In honor of National Library Week, April 14 – 20, I’m sharing one of the best gifts we’ve ever given our children, a gift we’re still giving every day. It hasn’t cost us much money, but this one activity has done more to promote a love of learning in our home than any educational strategy we’ve employed.
The strategy? We read to them. Visit my home, and you’ll find frayed and chewed editions of much-loved board books, such as Pat the Bunny, Touch and Feel Baby Animals and Hand, Hand, Fingers, Thumb. Of course, now that the kids are older, the books have increased in length and complexity, but the idea is still the same. We gather together and enjoy the suspense of a mystery unfolding, envision a wide range of settings using our own imaginations, and delight in the sheer rhyme and rhythm of the words.
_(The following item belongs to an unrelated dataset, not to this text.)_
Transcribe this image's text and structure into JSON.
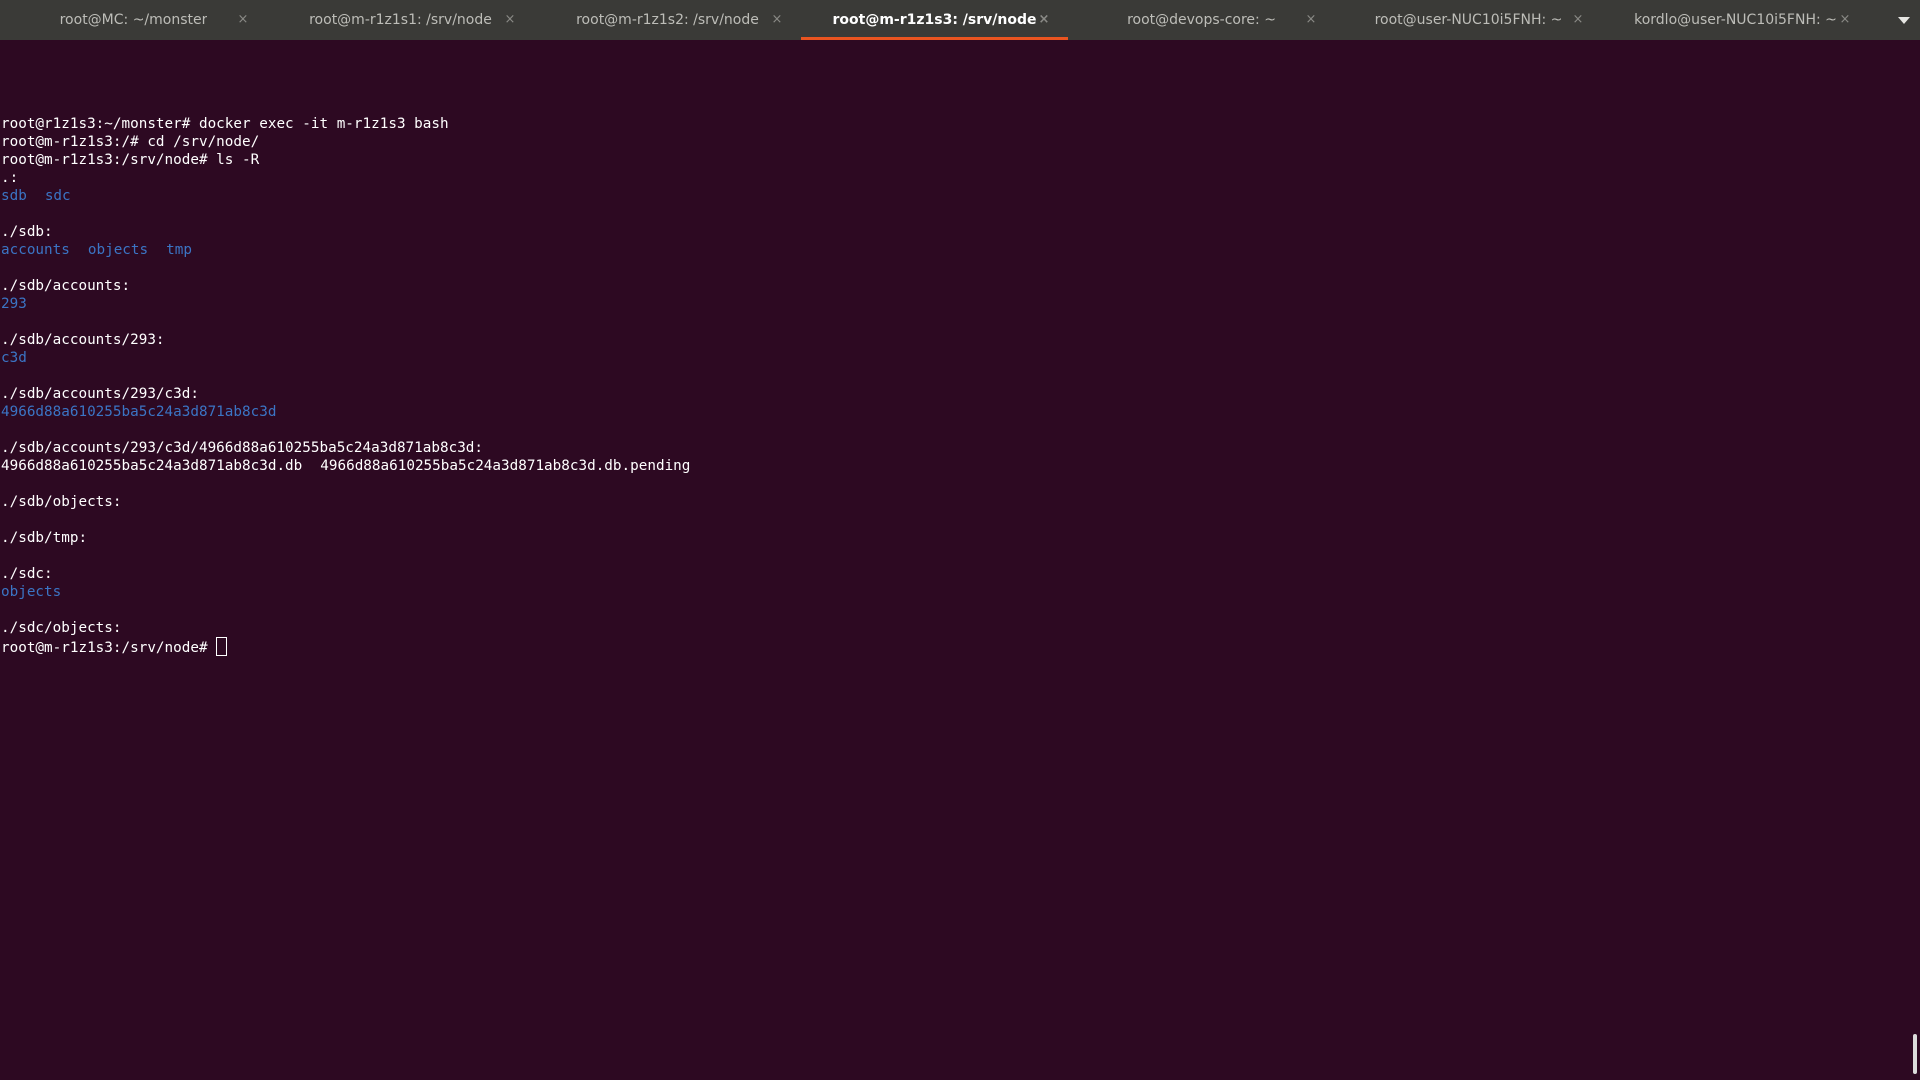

According to Jim Trelease, author of The Read-Aloud Handbook, the benefits of reading aloud to children are phenomenal. According to Trelease, parents’ reading to their children is the single-most important factor in children’s academic and professional success. Why? Because listening to a story in a warm, nurturing environment expands children’s vocabulary, increases their reading comprehension and improves their overall educational performance. Not only that, it’s just plain fun!
With those statistics in mind, there’s no better time than National Library Week to introduce a new tradition to your family, assuming you aren’t already reading aloud to your children every night. If you’re not sure what books to read, just check with your local librarian, who will be more than happy to point you toward a good yarn. In general, choose books that interest both you and your children. Don’t worry if the books include vocabulary beyond your children’s grade level. That’s the point. The more they hear a word in context, the better they’ll understand it when they encounter it on their own.
In addition, follow these tips to make your read-aloud time a success:
- Read together often, at least once a day.
- Don’t try to compete with the TV or electronic games. Completely unplug before picking up the book.
- Pause throughout the book to talk about words your children don’t understand and point out funny expressions or pictures.
- Don’t stop reading as your children get older. They need that time together just as much at 14 as they did at 14 months!